July 10, 2014 02:32 IST

The US National Security Agency and the Federal Bureau of Investigation spied on five prominent Muslim-American activists, including an Indian-origin attorney, according to the leaked documents which showed use of objectionable religious slurs against these individuals.

Based on the documents provided by former NSA contractor Edward Snowden, online news site The Intercept today said the NSA and FBI have covertly monitored emails of prominent Muslim-Americans under secretive procedures intended to target terrorists and foreign spies.

The report said the surveillance was authorised by a secret intelligence court under procedures intended to locate spies and terrorist suspects.

The Intercept said it identified at least five persons, all American citizens, based on their email addresses.

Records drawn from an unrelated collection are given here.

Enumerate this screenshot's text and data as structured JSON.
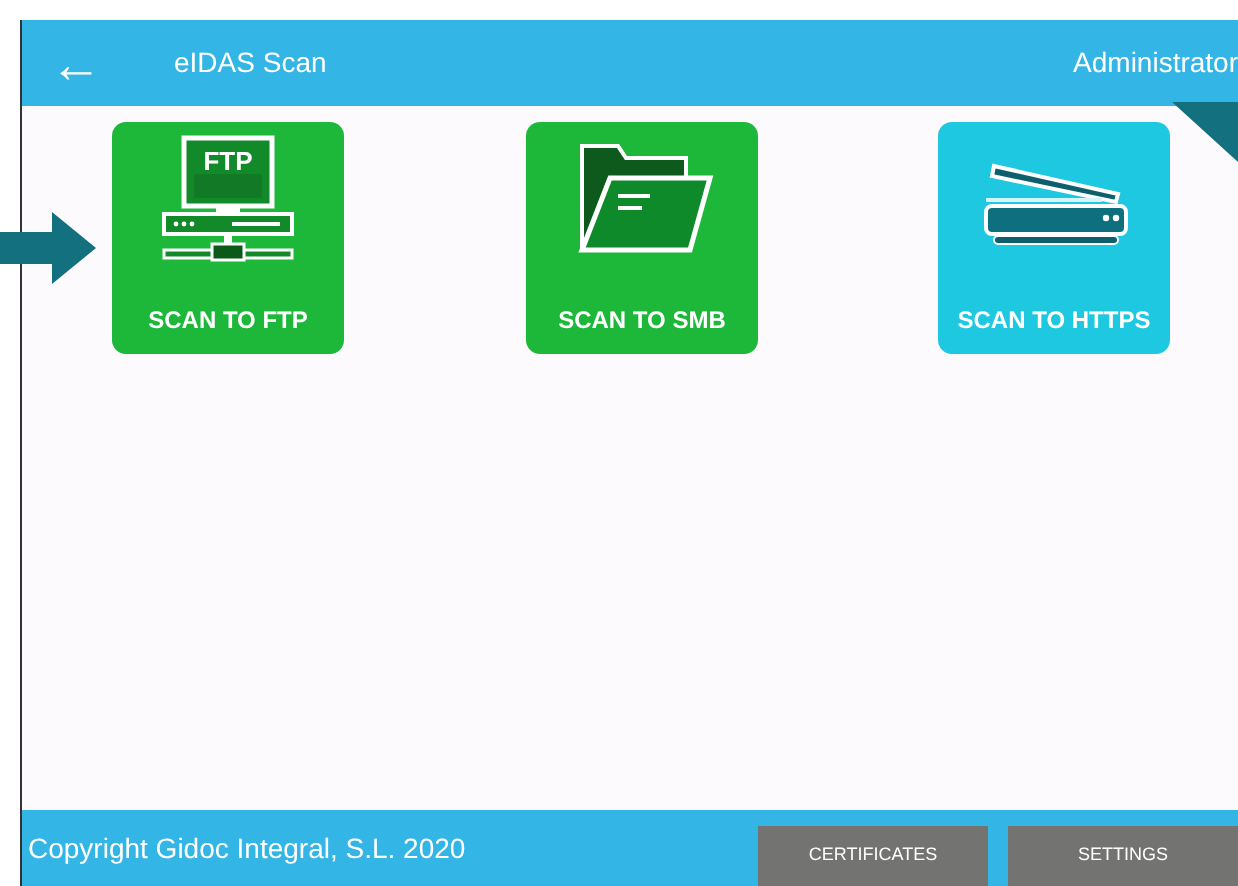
{
  "header": {
    "back": "←",
    "title": "eIDAS Scan",
    "user": "Administrator"
  },
  "tiles": [
    {
      "label": "SCAN TO FTP",
      "kind": "ftp",
      "icon_text": "FTP",
      "color": "#1db83a"
    },
    {
      "label": "SCAN TO SMB",
      "kind": "folder",
      "color": "#1db83a"
    },
    {
      "label": "SCAN TO HTTPS",
      "kind": "scanner",
      "color": "#1ec8e0"
    }
  ],
  "footer": {
    "copyright": "Copyright Gidoc Integral, S.L. 2020",
    "buttons": [
      "CERTIFICATES",
      "SETTINGS"
    ]
  }
}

These include Indian-origin attorney Asim Ghafoor, who has represented clients in terrorism-related cases.

"I believe that they tapped me because my name is Asim Abdur Rahman Ghafoor, my parents are from India, I travelled to Saudi Arabia as a young man, and I do the pilgrimage," Ghafoor was quoted as saying by The Intercept.

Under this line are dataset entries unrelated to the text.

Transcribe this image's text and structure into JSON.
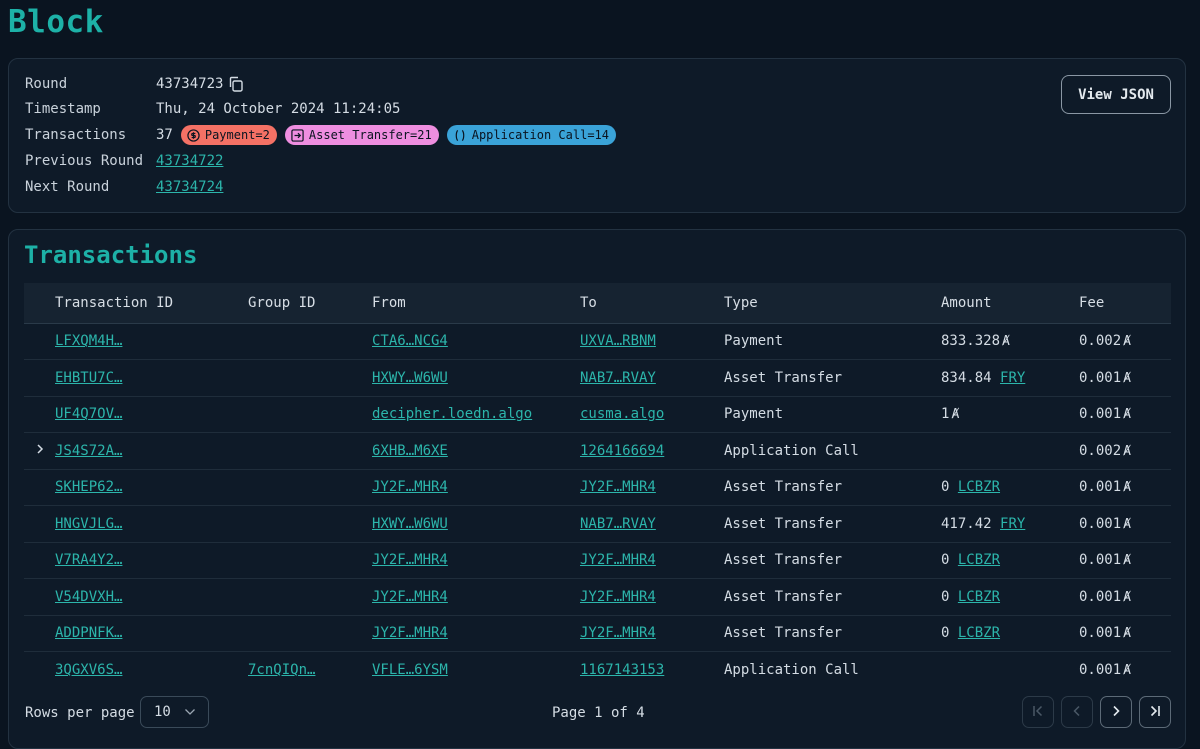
{
  "page_title": "Block",
  "block": {
    "round_label": "Round",
    "round": "43734723",
    "timestamp_label": "Timestamp",
    "timestamp": "Thu, 24 October 2024 11:24:05",
    "transactions_label": "Transactions",
    "transactions_count": "37",
    "badges": {
      "payment": "Payment=2",
      "asset_transfer": "Asset Transfer=21",
      "application_call": "Application Call=14"
    },
    "previous_round_label": "Previous Round",
    "previous_round": "43734722",
    "next_round_label": "Next Round",
    "next_round": "43734724",
    "view_json": "View JSON"
  },
  "transactions": {
    "title": "Transactions",
    "columns": [
      "Transaction ID",
      "Group ID",
      "From",
      "To",
      "Type",
      "Amount",
      "Fee"
    ],
    "rows": [
      {
        "id": "LFXQM4H…",
        "group": "",
        "from": "CTA6…NCG4",
        "to": "UXVA…RBNM",
        "type": "Payment",
        "amount": "833.328",
        "amount_unit": "Ⱥ",
        "amount_asset": "",
        "fee": "0.002",
        "expandable": false
      },
      {
        "id": "EHBTU7C…",
        "group": "",
        "from": "HXWY…W6WU",
        "to": "NAB7…RVAY",
        "type": "Asset Transfer",
        "amount": "834.84",
        "amount_unit": "",
        "amount_asset": "FRY",
        "fee": "0.001",
        "expandable": false
      },
      {
        "id": "UF4Q7OV…",
        "group": "",
        "from": "decipher.loedn.algo",
        "to": "cusma.algo",
        "type": "Payment",
        "amount": "1",
        "amount_unit": "Ⱥ",
        "amount_asset": "",
        "fee": "0.001",
        "expandable": false
      },
      {
        "id": "JS4S72A…",
        "group": "",
        "from": "6XHB…M6XE",
        "to": "1264166694",
        "type": "Application Call",
        "amount": "",
        "amount_unit": "",
        "amount_asset": "",
        "fee": "0.002",
        "expandable": true
      },
      {
        "id": "SKHEP62…",
        "group": "",
        "from": "JY2F…MHR4",
        "to": "JY2F…MHR4",
        "type": "Asset Transfer",
        "amount": "0",
        "amount_unit": "",
        "amount_asset": "LCBZR",
        "fee": "0.001",
        "expandable": false
      },
      {
        "id": "HNGVJLG…",
        "group": "",
        "from": "HXWY…W6WU",
        "to": "NAB7…RVAY",
        "type": "Asset Transfer",
        "amount": "417.42",
        "amount_unit": "",
        "amount_asset": "FRY",
        "fee": "0.001",
        "expandable": false
      },
      {
        "id": "V7RA4Y2…",
        "group": "",
        "from": "JY2F…MHR4",
        "to": "JY2F…MHR4",
        "type": "Asset Transfer",
        "amount": "0",
        "amount_unit": "",
        "amount_asset": "LCBZR",
        "fee": "0.001",
        "expandable": false
      },
      {
        "id": "V54DVXH…",
        "group": "",
        "from": "JY2F…MHR4",
        "to": "JY2F…MHR4",
        "type": "Asset Transfer",
        "amount": "0",
        "amount_unit": "",
        "amount_asset": "LCBZR",
        "fee": "0.001",
        "expandable": false
      },
      {
        "id": "ADDPNFK…",
        "group": "",
        "from": "JY2F…MHR4",
        "to": "JY2F…MHR4",
        "type": "Asset Transfer",
        "amount": "0",
        "amount_unit": "",
        "amount_asset": "LCBZR",
        "fee": "0.001",
        "expandable": false
      },
      {
        "id": "3QGXV6S…",
        "group": "7cnQIQn…",
        "from": "VFLE…6YSM",
        "to": "1167143153",
        "type": "Application Call",
        "amount": "",
        "amount_unit": "",
        "amount_asset": "",
        "fee": "0.001",
        "expandable": false
      }
    ],
    "fee_unit": "Ⱥ",
    "footer": {
      "rows_per_page_label": "Rows per page",
      "rows_per_page": "10",
      "page_info": "Page 1 of 4"
    }
  },
  "icons": {
    "copy": "copy-icon",
    "payment": "dollar-circle-icon",
    "asset_transfer": "arrow-box-icon",
    "application_call": "parentheses-icon",
    "expand": "chevron-right-icon",
    "first_page": "first-page-icon",
    "prev_page": "prev-page-icon",
    "next_page": "next-page-icon",
    "last_page": "last-page-icon"
  },
  "colors": {
    "accent": "#1db1a7",
    "link": "#2cb5ab",
    "payment_badge": "#f47165",
    "asset_badge": "#ee8ee0",
    "app_badge": "#3aa3d8",
    "background": "#0a1420"
  }
}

"Yes, absolutely I believe that had something to do with it," he added.

Others being Faisal Gill, a longtime Republican Party operative and one-time candidate for public office who held a top-secret security clearance and served in the Department of Homeland Security under President George W Bush and Hooshang Amirahmadi, an Iranian-American professor of international relations at Rutgers University.

Others were Agha Saeed, a former political science professor at California State University who champions Muslim civil liberties and Palestinian rights and Nihad Awad, the executive director of the Council on American-Islamic Relations, the largest Muslim civil rights group in the US.

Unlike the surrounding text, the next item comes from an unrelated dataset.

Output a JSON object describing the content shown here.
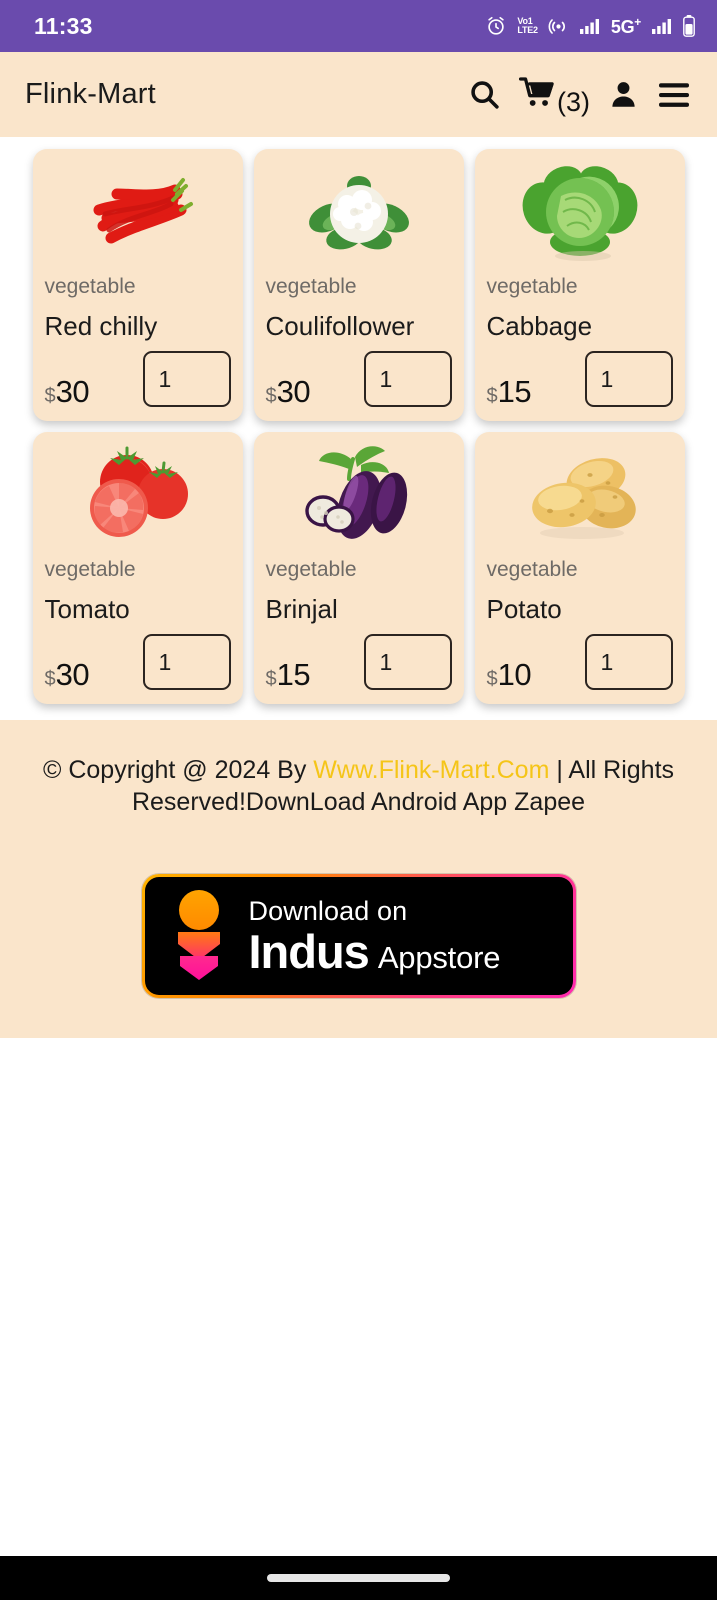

Commenting on the report, the White House said the use of racial or ethnic stereotypes, slurs, or other similar language by employees is both unacceptable and inconsistent with the country's core values.      

"The Administration takes all such allegations extremely seriously, and upon learning of this matter the White House immediately requested that the Director of National Intelligence undertake an assessment of Intelligence Community policies, training standards or directives that promote diversity and tolerance, and as necessary, make any recommendations changes or additional reforms," said Caitlin Hayden, Spokesperson National Security Council.

Both the Department of Justice and Director of National Intelligence immediately denied that they conducted electronic surveillance of political, religious or activist figures solely because they disagree with public policies or criticize the government, or for exercising constitutional rights.

"It's entirely false that US intelligence agencies conduct electronic surveillance of political, religious or activist figures solely because they disagree with public policies or criticize the government, or for exercising constitutional rights," the Office of the Director of National Intelligence and the Department of Justice said in a joint statement.

Unlike some other nations, the US does not monitor anyone's communications in order to suppress criticism or to put people at a disadvantage based on their ethnicity, race, gender, sexual orientation or religion, the statement said.

"Our intelligence agencies help protect America by collecting communications when they have a legitimate foreign intelligence or counterintelligence purpose. With limited exceptions (for example, in an emergency), our intelligence agencies must have a court order from the Foreign Intelligence Surveillance Court to target any US citizen or lawful permanent resident for electronic surveillance," it said.

"These court orders are issued by an independent federal judge only if probable cause, based on specific facts, are established that the person is an agent of a foreign power, a terrorist, a spy, or someone who takes orders from a foreign power," it said.

"No US person can be the subject of surveillance based solely on First Amendment activities, such as staging public rallies, organizing campaigns, writing critical essays, or expressing personal beliefs. On the other hand, a person who the court finds is an agent of a foreign power under this rigorous standard is not exempted just because of his or her occupation," the statement added.